If your hair is a stubborn brunette shade, a subtle Dakota Johnson style works best.?
?If you love the effortless elegance of Dakota Johnsons colour, the subtly of the placement and lightening are key. If you’re really dark naturally, going superlight defeats the purpose of having this technique in the first place. Every client wants their colour to look sophisticated and expensive. Dakota’s look will give you this in spades. It’s handy to know that hairdressers talk about colour in terms of levels, so remember if you’re after subtle and beautiful never more than two levels lighter than your natural hair.
Blondes/colour chameleons should be careful.
“Every lightening process your hair goes through will obviously change the condition of your natural hair and if you’re Elizabeth Olsen that is a lot of colour changes.

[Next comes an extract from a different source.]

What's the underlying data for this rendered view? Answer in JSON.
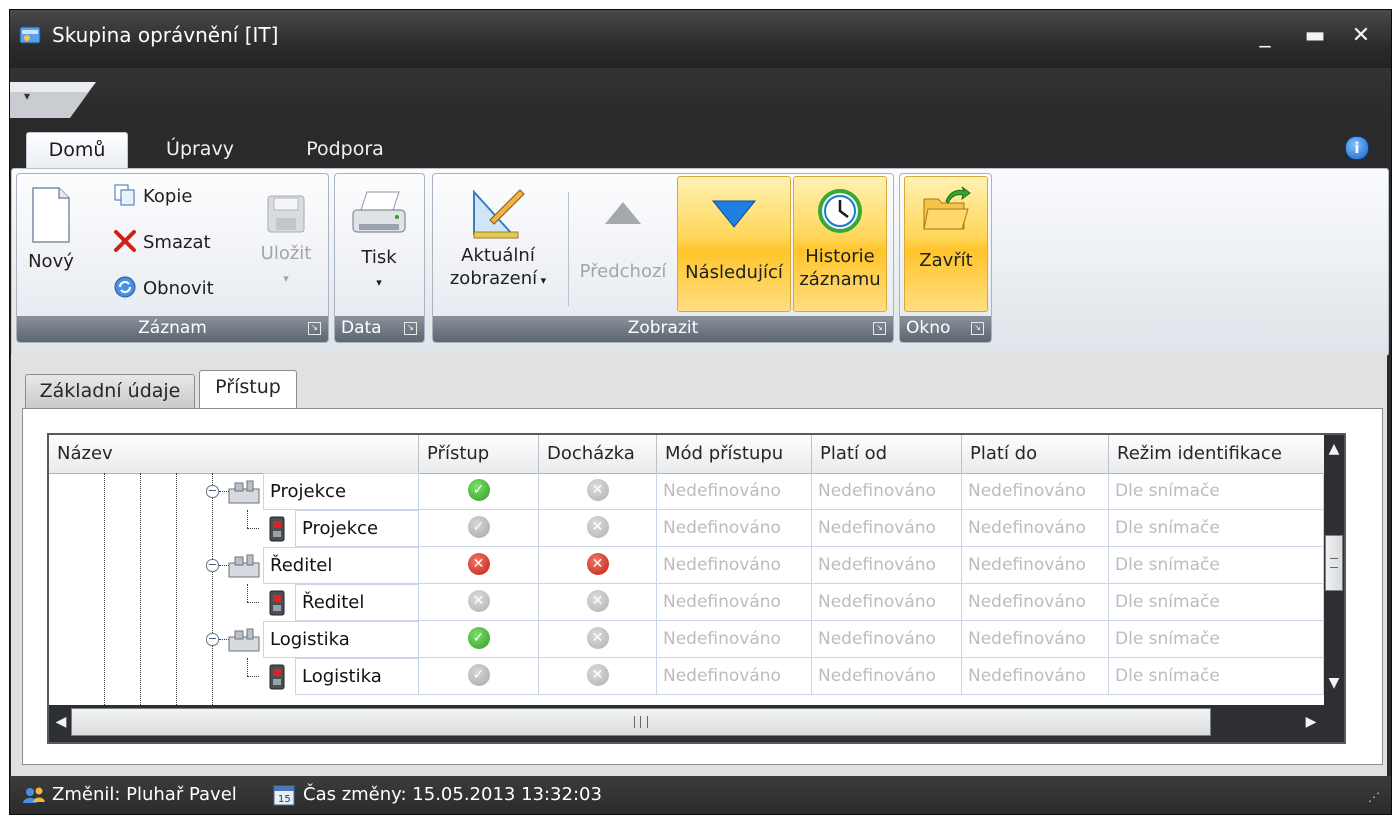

Being mindful of the lightning process and in turn the condition of your hair is a job for you and your stylist as this will increase your hairs longevity and manageability. Not over-lightening will not only give you a more sophisticated colour result but also be more respectful to your hair.”
And remember, take care of your hair.
“This isn’t a sales pitch but investing in the right professional home care should be part of your colour technique as cheaper alternatives will cost you more in the long run. Colour-specific ranges which include treatments are a must for every client who has colour in their hair. Would you clean your favourite, specialist dry clean only dress in your kitchen sink with washing up liquid? Didn’t think so.”